On the other hand, if you wait 3 years and receive $1500, you don't need any math skills because it's a no-brainer.

But wait, there's more! If you decide to wait another 2 years (for a total of 5 years), and receive $3000, the calculation is a bit trickier. After 5 years, your initial $1000 would have grown to $1000 * (1 + 0.08)^5 = $1469.33.

So, if we compare the two options, it seems that waiting for 5 years and receiving $3000 would give you more money in the end. But hey, who doesn't love instant gratification?

Ultimately, the choice is up to you, my friend.
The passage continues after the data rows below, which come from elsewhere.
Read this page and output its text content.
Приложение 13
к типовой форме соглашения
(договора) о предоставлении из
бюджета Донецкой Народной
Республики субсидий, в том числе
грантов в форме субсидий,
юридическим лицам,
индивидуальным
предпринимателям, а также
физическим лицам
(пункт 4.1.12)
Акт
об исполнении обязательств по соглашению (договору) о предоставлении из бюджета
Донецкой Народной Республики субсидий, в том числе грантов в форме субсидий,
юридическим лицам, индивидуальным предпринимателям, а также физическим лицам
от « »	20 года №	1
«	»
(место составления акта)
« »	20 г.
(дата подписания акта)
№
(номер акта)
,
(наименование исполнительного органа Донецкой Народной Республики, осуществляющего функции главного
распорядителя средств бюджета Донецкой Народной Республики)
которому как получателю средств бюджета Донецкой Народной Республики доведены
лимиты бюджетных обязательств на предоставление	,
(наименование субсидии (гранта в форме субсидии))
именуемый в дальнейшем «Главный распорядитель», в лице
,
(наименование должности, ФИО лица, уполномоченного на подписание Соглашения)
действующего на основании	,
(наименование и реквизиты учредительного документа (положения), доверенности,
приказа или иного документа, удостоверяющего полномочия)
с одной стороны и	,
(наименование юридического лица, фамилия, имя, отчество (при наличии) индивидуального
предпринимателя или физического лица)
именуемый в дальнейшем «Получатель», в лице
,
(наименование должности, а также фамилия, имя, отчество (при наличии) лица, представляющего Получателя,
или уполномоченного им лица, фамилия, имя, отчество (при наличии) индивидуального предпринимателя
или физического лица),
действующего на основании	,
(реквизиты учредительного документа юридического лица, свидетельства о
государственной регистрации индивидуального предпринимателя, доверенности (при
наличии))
Take your pick and enjoy the bounty!

To determine which alternative you should choose, we can calculate the future values of the options and compare them.
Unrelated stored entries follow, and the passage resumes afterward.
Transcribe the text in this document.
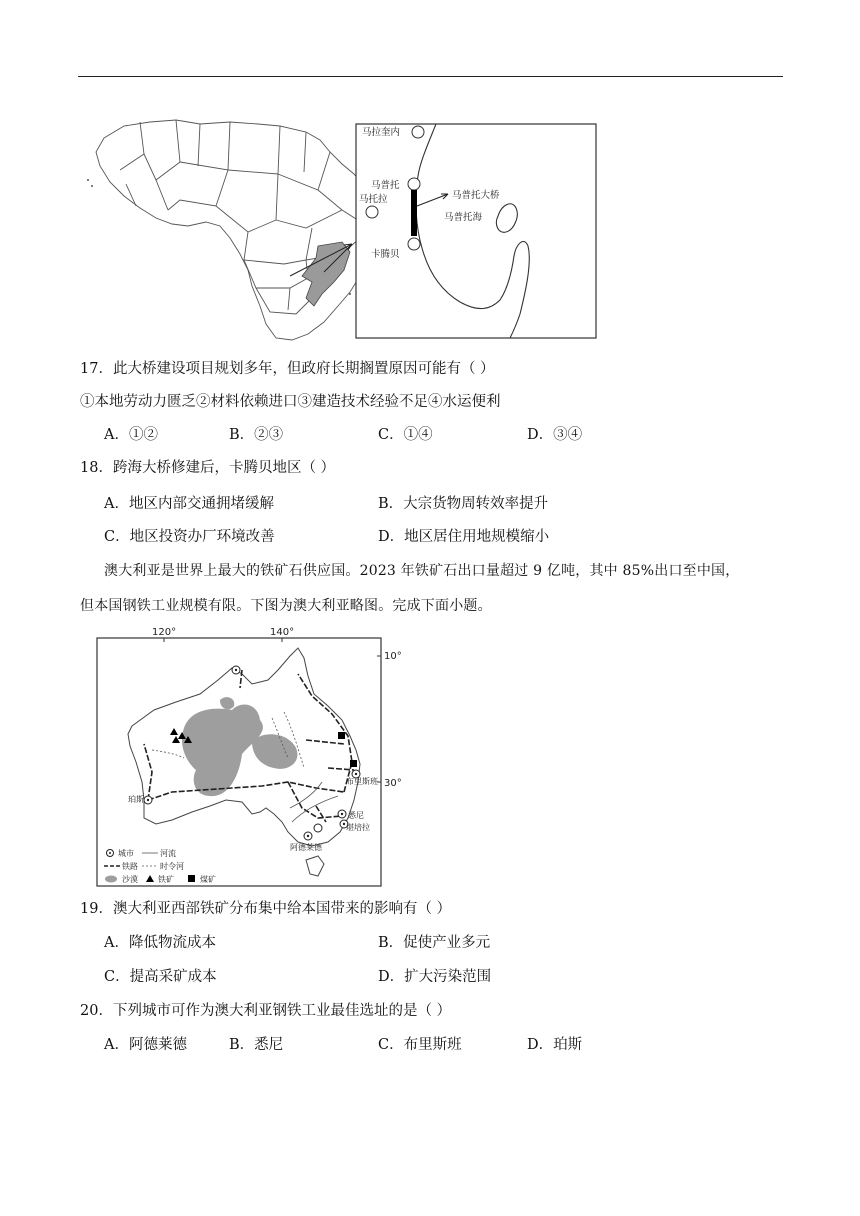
马拉奎内
马普托
马托拉	马普托大桥
马普托海
卡腾贝
17．此大桥建设项目规划多年，但政府长期搁置原因可能有（ ）
①本地劳动力匮乏②材料依赖进口③建造技术经验不足④水运便利
A．①②	B．②③	C．①④	D．③④
18．跨海大桥修建后，卡腾贝地区（ ）
A．地区内部交通拥堵缓解	B．大宗货物周转效率提升
C．地区投资办厂环境改善	D．地区居住用地规模缩小
澳大利亚是世界上最大的铁矿石供应国。2023 年铁矿石出口量超过 9 亿吨，其中 85%出口至中国，
但本国钢铁工业规模有限。下图为澳大利亚略图。完成下面小题。
120°	140°
10°
30°
布里斯班
珀斯
悉尼
堪培拉
阿德莱德
城市	河流
铁路	时令河
沙漠	铁矿	煤矿
19．澳大利亚西部铁矿分布集中给本国带来的影响有（ ）
A．降低物流成本	B．促使产业多元
C．提高采矿成本	D．扩大污染范围
20．下列城市可作为澳大利亚钢铁工业最佳选址的是（ ）
A．阿德莱德	B．悉尼	C．布里斯班	D．珀斯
First, let's calculate the future value if you take the $1000 gift and invest it at an 8% annual interest rate compounded annually for 3 years:
Future Value (Option 1) = $1000 * (1 + 0.08)^3
Future Value (Option 1) = $1000 * (1.08)^3
Future Value (Option 1) = $1000 * 1.2597
Future Value (Option 1) = $1259.70

Next, let's calculate the future value if you wait 3 years and receive $1500:
Future Value (Option 2) = $1500

Finally, let's calculate the future value if you wait 5 years and receive $3000:
Future Value (Option 3) = $3000

Comparing the future values of the options, we can see that:
Future Value (Option 1) = $1259.70
Future Value (Option 2) = $1500
Future Value (Option 3) = $3000

Since the future value of Option 3 ($3000) is the highest, waiting 5 years and receiving $3000 is the better choice compared to taking the $1000 gift or waiting 3 years to receive $1500.

To determine which option is better, let's calculate the value of each alternative using the compound interest formula:

A = P(1 + r/n)^(nt)

Where:
A = the future value of the investment
P = the principal amount (initial investment)
r = annual interest rate (as a decimal)
n = number of times that interest is compounded per year
t = number of years

Let's calculate the value of each alternative:

Alternative 1:
P = $1000
r = 8% = 0.08
n = 1 (compounded annually)
t = 3 years

A1 = 1000(1 + 0.08/1)^(1*3)
A1 = 1000(1.08)^3
A1 = 1000 * 1.2597
A1 ≈ $1259.70

Alternative 2:
P = $1000
r = 8% = 0.08
n = 1 (compounded annually)
t = 5 years

A2 = 1000(1 + 0.08/1)^(1*5)
A2 = 1000(1.08)^5
A2 = 1000 * 1.4693
A2 ≈ $1469.30

Based on these calculations, if you choose to wait three years to receive $1500, the value of your money will be approximately $1259.70. On the other hand, if you choose to wait five years to receive $3000, the value of your money will be approximately $1469.30.

Therefore, the better alternative in terms of maximizing the value of your money is to wait five years and receive $3000.

To determine what you would have at the end of 3 or 5 years use:

The following formula works for compounded annually.
future value = P(1+r)^n

for 1500 and 3 years at 8%

1500(1+.08)^3

Do this calculation and a similar one for the 5 year period and then compare.